An Anthology in Thirty Volumes. 1917.

Power of Aphrodite

By The Homeric Hymns

Hymn to Venus

Paraphrase by Percy Bysshe Shelley

MUSE, sing the deeds of golden Aphrodite,

Who wakens with her smile the lulled delight

Of sweet desire, taming the eternal kings

Of Heaven, and men, and all the living things

That fleet along the air, or whom the sea,

Or earth with her maternal ministry,

Nourish innumerable; thy delight

All seek.
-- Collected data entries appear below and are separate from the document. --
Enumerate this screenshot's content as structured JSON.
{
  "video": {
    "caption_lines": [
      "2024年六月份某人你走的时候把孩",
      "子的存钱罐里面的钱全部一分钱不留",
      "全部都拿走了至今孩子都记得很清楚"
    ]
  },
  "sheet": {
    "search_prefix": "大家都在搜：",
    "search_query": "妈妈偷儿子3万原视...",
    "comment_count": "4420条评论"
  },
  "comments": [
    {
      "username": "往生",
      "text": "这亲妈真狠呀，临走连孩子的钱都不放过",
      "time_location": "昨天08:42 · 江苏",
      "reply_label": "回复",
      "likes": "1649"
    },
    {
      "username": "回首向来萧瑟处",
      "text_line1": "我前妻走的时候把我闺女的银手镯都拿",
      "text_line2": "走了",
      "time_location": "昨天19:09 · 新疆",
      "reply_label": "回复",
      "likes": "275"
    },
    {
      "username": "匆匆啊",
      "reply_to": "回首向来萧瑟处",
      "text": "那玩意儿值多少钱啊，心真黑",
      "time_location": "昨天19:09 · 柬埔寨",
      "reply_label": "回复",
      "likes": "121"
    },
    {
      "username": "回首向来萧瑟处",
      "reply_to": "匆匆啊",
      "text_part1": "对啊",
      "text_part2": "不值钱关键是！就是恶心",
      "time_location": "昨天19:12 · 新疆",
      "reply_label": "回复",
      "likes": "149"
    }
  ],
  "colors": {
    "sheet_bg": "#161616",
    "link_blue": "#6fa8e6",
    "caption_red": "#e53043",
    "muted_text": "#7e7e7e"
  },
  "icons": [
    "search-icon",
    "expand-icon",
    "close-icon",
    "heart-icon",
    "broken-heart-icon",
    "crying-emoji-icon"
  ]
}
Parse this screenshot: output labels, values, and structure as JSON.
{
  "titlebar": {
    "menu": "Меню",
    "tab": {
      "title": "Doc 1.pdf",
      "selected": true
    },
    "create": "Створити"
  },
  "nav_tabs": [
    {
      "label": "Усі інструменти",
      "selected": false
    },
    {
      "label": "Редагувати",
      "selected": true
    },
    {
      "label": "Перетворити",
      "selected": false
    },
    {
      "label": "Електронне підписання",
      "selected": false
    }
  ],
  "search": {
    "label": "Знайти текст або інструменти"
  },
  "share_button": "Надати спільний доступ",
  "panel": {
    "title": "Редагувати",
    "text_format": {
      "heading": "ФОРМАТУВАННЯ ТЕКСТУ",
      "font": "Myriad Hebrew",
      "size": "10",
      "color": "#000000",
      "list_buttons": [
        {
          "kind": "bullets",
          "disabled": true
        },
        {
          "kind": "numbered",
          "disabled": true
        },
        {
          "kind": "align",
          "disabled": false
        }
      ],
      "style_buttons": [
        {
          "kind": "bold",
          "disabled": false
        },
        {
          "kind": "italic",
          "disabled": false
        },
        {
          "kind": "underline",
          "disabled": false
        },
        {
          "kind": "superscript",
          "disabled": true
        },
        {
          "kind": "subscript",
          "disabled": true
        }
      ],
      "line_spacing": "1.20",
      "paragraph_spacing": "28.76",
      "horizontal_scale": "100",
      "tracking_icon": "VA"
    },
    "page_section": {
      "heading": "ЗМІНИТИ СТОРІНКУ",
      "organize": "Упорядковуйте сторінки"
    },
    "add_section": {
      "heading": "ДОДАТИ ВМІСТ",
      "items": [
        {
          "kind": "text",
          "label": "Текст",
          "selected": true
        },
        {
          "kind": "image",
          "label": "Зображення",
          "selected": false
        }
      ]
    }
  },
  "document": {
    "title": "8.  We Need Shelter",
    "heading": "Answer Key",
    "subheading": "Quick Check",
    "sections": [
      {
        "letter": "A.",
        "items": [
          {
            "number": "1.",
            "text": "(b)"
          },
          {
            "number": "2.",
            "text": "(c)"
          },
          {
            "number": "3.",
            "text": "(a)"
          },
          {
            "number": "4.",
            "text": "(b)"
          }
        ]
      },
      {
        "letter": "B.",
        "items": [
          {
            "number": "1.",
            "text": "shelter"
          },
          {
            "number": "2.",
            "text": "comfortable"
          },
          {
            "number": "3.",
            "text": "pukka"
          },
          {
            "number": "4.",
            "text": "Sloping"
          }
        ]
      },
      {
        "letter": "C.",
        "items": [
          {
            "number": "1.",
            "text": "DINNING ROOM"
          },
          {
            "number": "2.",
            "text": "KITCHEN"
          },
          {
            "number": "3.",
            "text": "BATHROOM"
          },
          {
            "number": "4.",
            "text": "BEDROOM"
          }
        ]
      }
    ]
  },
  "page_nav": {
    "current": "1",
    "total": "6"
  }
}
O crownèd Aphrodite!

Three spirits canst thou not deceive or quell.

Minerva, child of Jove, who loves too well

Fierce war and mingling combat, and the fame

Of glorious deeds, to heed thy gentle flame.

Diana, [clear-voiced] golden-shafted queen,

Is tamed not by thy smiles; the shadows green

Of the wild woods, the bow, the … [lyre and dance],

And piercing cries amid the swift pursuit

Of beasts among waste mountains,—such delight

Is hers, and men who know and do the right.

Nor Saturn’s first-born daughter, Vesta chaste,

Whom Neptune and Apollo wooed the last,

Such was the will of ægis-bearing Jove;

But sternly she refused the ills of Love,

And by her mighty father’s head she swore

An oath not unperformed, that evermore

A virgin she would live ’mid deities

Divine: her father, for such gentle ties

Renounced, gave glorious gifts; thus in his hall

She sits and feeds luxuriously. O’er all

In every fane, her honors first arise

From men—the eldest of Divinities.

These spirits she persuades not, nor deceives,

But none beside escape, so well she weaves

Her unseen toils; nor mortal men, nor gods

Who live secure in their unseen abodes.